Das Zentrum für Technologiefolgen-Abschätzung TA-Swiss hat unlängst einen Bericht zu Ortungstechnologien vorgelegt: «Lokalisiert und identifiziert. Wie Ortungstechnologien unser Leben verändern». Unter die Lupe genommen werden fünf Anwendungsgebiete: GPS-Geräte wie Navigationssysteme, Handys und andere Geräte mit SIM-Karten, Ortung von Internetnutzern via IP-Adresse oder WLAN, RFID-Chips (Identifizierung mithilfe elektromagnetischer Wellen), zum Beispiel beim billettlosen Zugfahren, und Erkennungssoftware im Zusammenhang mit Fotos und Videoüberwachungen.

Die ExpertInnen streichen zwei Faktoren heraus, die sie als besonders konfliktträchtig ansehen: Erstens die abnehmende Freiwilligkeit der Nutzung von Ortungstechnologien.
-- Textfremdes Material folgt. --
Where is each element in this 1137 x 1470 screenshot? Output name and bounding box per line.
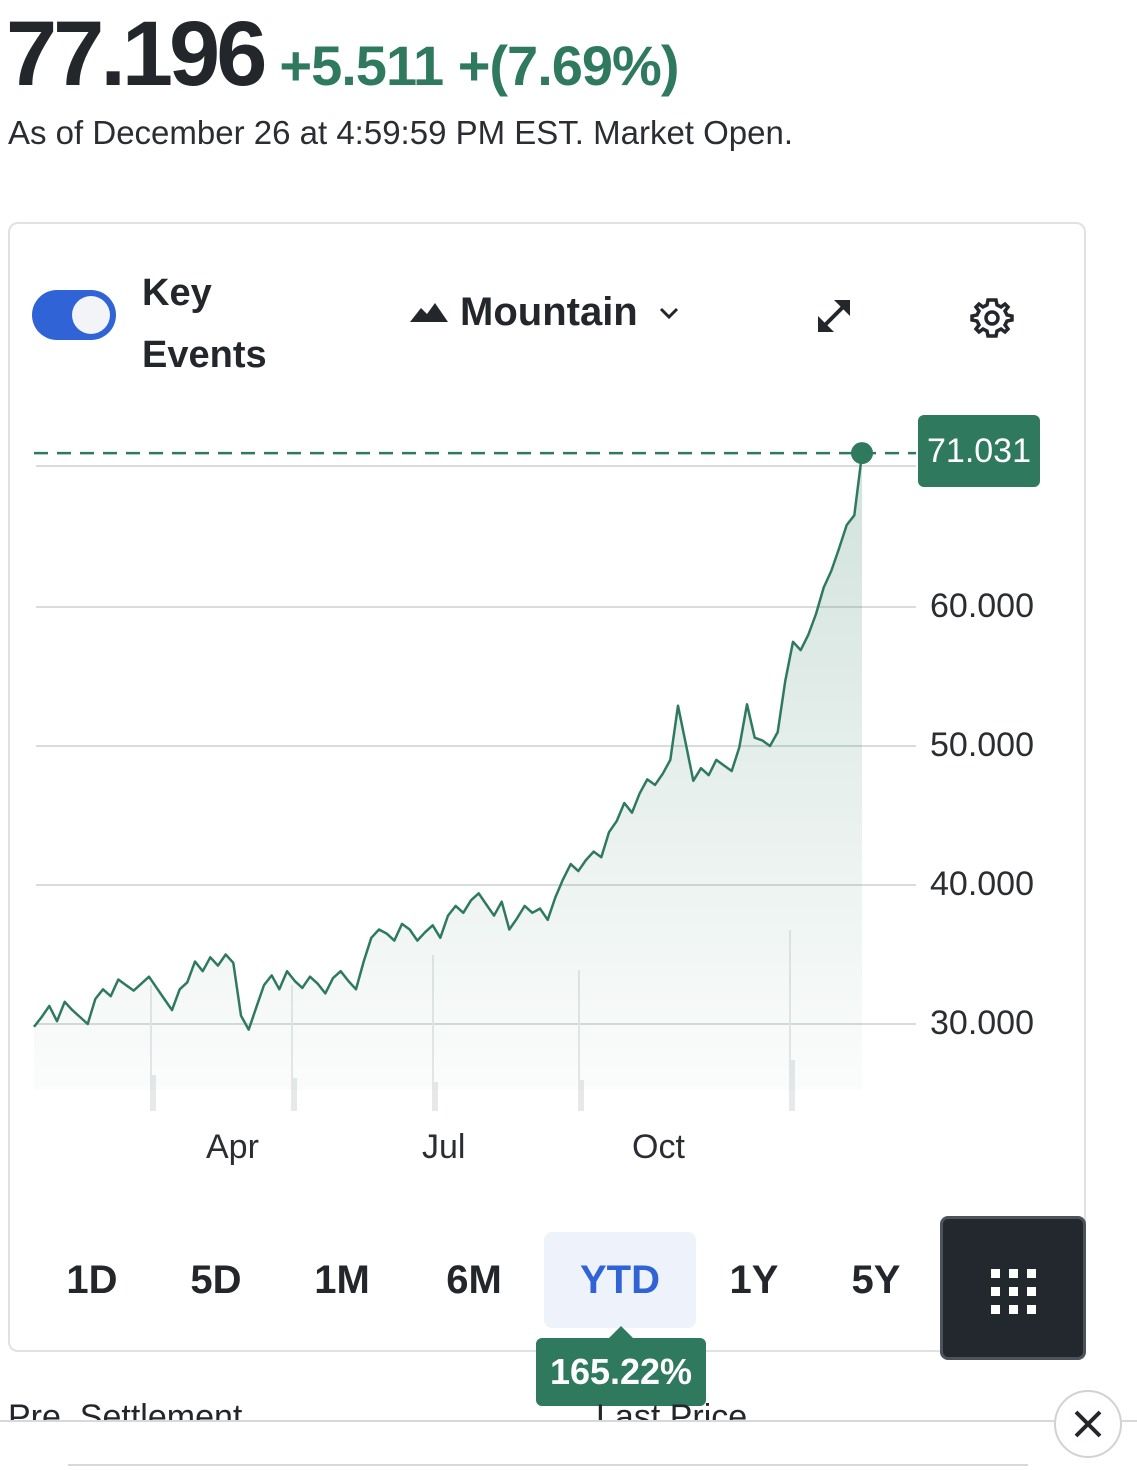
y-tick-label: 40.000 xyxy=(930,865,1034,903)
chart-type-dropdown[interactable]: Mountain xyxy=(410,290,680,335)
toggle-knob xyxy=(72,296,110,334)
chevron-down-icon xyxy=(659,307,678,319)
x-tick-label: Oct xyxy=(632,1128,685,1166)
footer-rule xyxy=(68,1464,1028,1466)
range-1d[interactable]: 1D xyxy=(66,1258,118,1302)
price-header: 77.196 +5.511 +(7.69%) xyxy=(6,3,679,105)
mountain-icon xyxy=(410,302,448,322)
grid-dot xyxy=(1009,1305,1018,1314)
grid-dot xyxy=(991,1305,1000,1314)
grid-dot xyxy=(1027,1305,1036,1314)
y-tick-label: 30.000 xyxy=(930,1004,1034,1042)
close-icon xyxy=(1074,1410,1102,1438)
chart-type-label: Mountain xyxy=(460,290,638,334)
grid-dot xyxy=(991,1269,1000,1278)
x-tick-label: Jul xyxy=(422,1128,466,1166)
range-ytd[interactable]: YTD xyxy=(544,1232,696,1328)
timestamp: As of December 26 at 4:59:59 PM EST. Mar… xyxy=(8,114,794,151)
grid-dot xyxy=(1009,1269,1018,1278)
range-6m[interactable]: 6M xyxy=(446,1258,502,1302)
grid-dot xyxy=(991,1287,1000,1296)
grid-dot xyxy=(1027,1269,1036,1278)
price-change: +5.511 +(7.69%) xyxy=(279,34,679,97)
key-events-label: Key Events xyxy=(142,272,267,376)
range-return-badge: 165.22% xyxy=(536,1338,706,1406)
range-1y[interactable]: 1Y xyxy=(729,1258,779,1302)
more-options-grid-icon[interactable] xyxy=(940,1216,1086,1360)
footer-divider xyxy=(0,1420,1137,1470)
grid-dot xyxy=(1009,1287,1018,1296)
range-5y[interactable]: 5Y xyxy=(851,1258,901,1302)
range-5d[interactable]: 5D xyxy=(190,1258,242,1302)
last-value-badge: 71.031 xyxy=(918,415,1040,487)
y-tick-label: 60.000 xyxy=(930,587,1034,625)
close-button[interactable] xyxy=(1054,1390,1122,1458)
last-price: 77.196 xyxy=(6,3,267,105)
grid-dot xyxy=(1027,1287,1036,1296)
chart-card xyxy=(8,222,1086,1352)
range-selector: 1D 5D 1M 6M YTD 1Y 5Y xyxy=(30,1232,930,1328)
expand-icon[interactable] xyxy=(812,294,856,338)
return-badge-caret xyxy=(608,1326,634,1339)
range-1m[interactable]: 1M xyxy=(314,1258,370,1302)
y-tick-label: 50.000 xyxy=(930,726,1034,764)
settings-gear-icon[interactable] xyxy=(970,296,1014,340)
key-events-toggle[interactable] xyxy=(32,290,116,340)
x-tick-label: Apr xyxy=(206,1128,259,1166)
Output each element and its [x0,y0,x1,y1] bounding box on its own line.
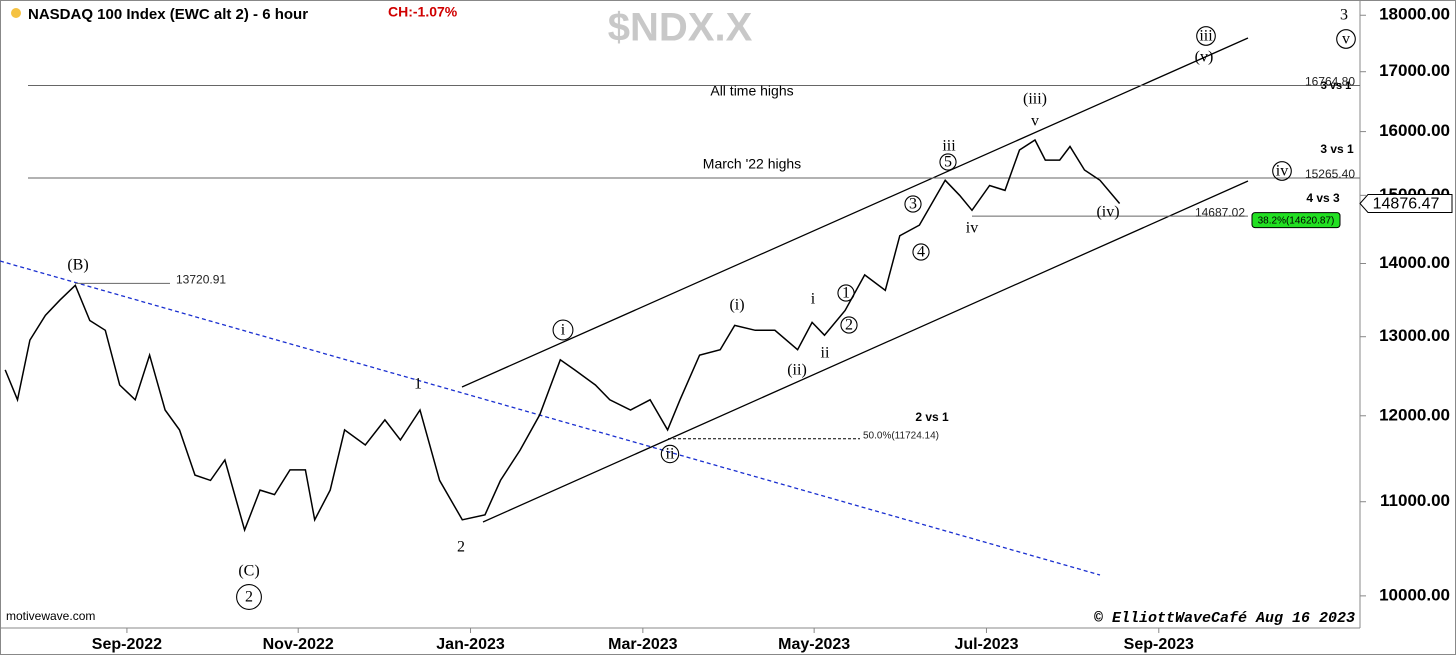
trend-line [0,260,1101,576]
level-label: 50.0%(11724.14) [863,430,939,441]
chart-title: NASDAQ 100 Index (EWC alt 2) - 6 hour [28,6,308,23]
y-tick-label: 12000.00 [1379,405,1450,424]
level-box [1251,212,1341,229]
source: motivewave.com [6,609,95,623]
y-tick-label: 11000.00 [1380,491,1450,510]
wave-label: 2 [845,317,853,334]
wave-label: iii [942,138,956,155]
watermark: $NDX.X [608,6,753,50]
wave-label: (C) [238,563,259,580]
wave-label: (iv) [1096,204,1119,221]
wave-label: 2 [457,539,465,556]
y-tick-label: 10000.00 [1379,585,1450,604]
wave-label: (iii) [1023,91,1047,108]
wave-label: iii [1199,28,1213,45]
wave-circle [1196,26,1216,46]
annotation: 3 vs 1 [1321,80,1352,92]
annotation: All time highs [710,83,793,99]
level-label: 15265.40 [1305,167,1355,181]
x-tick-label: Sep-2022 [92,636,162,653]
wave-label: (v) [1195,49,1214,66]
price-line [4,138,1121,533]
channel-upper [461,37,1249,388]
wave-label: i [811,291,816,308]
wave-circle [840,316,858,334]
wave-circle [939,153,957,171]
annotation: March '22 highs [703,156,801,172]
price-tag [1359,194,1453,214]
wave-circle [552,319,574,341]
wave-label: 3 [909,196,917,213]
wave-label: iv [1276,163,1288,180]
wave-label: 4 [917,244,925,261]
x-tick-label: Mar-2023 [608,636,677,653]
x-tick-label: Jan-2023 [436,636,505,653]
y-tick-label: 17000.00 [1379,61,1450,80]
wave-label: ii [666,446,675,463]
y-tick-label: 16000.00 [1379,121,1450,140]
y-tick-label: 13000.00 [1379,326,1450,345]
change-label: CH:-1.07% [388,4,458,20]
wave-label: 1 [414,376,422,393]
wave-label: 1 [842,285,850,302]
channel-lower [482,180,1249,523]
wave-circle [236,584,262,610]
wave-label: ii [821,345,830,362]
wave-label: (B) [67,257,88,274]
annotation: 4 vs 3 [1306,191,1340,205]
price-tag-label: 14876.47 [1373,196,1440,213]
wave-circle [1336,29,1356,49]
wave-circle [1272,161,1292,181]
wave-label: 2 [245,589,253,606]
annotation: 3 vs 1 [1320,142,1354,156]
y-tick-label: 18000.00 [1379,5,1450,24]
x-tick-label: Jul-2023 [954,636,1018,653]
wave-label: iv [966,220,978,237]
wave-circle [912,243,930,261]
wave-label: i [561,322,566,339]
y-tick-label: 14000.00 [1379,253,1450,272]
x-tick-label: Nov-2022 [263,636,334,653]
credit: © ElliottWaveCafé Aug 16 2023 [1094,610,1355,627]
x-tick-label: Sep-2023 [1124,636,1194,653]
annotation: 2 vs 1 [915,410,949,424]
level-label: 14687.02 [1195,205,1245,219]
wave-circle [837,284,855,302]
wave-label: 5 [944,154,952,171]
wave-circle [660,444,680,464]
level-label: 38.2%(14620.87) [1258,215,1335,226]
wave-circle [904,195,922,213]
wave-label: v [1031,113,1039,130]
level-label: 16764.80 [1305,75,1355,89]
status-dot [11,8,21,18]
level-label: 13720.91 [176,273,226,287]
x-tick-label: May-2023 [778,636,850,653]
wave-label: 3 [1340,7,1348,24]
wave-label: v [1342,31,1350,48]
wave-label: (ii) [787,362,807,379]
wave-label: (i) [729,297,744,314]
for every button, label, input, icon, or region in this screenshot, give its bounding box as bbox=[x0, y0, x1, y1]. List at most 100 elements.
Zweitens das Aufkommen von immer mehr personenbezogenen Daten mit immer sensibleren Informationen. Dabei wird die fehlende Transparenz bei Verarbeitungsprozessen betont sowie damit einhergehend die zunehmende Schwierigkeit der NutzerInnen, ihr Recht auf informationelle Selbstbestimmung durchzusetzen.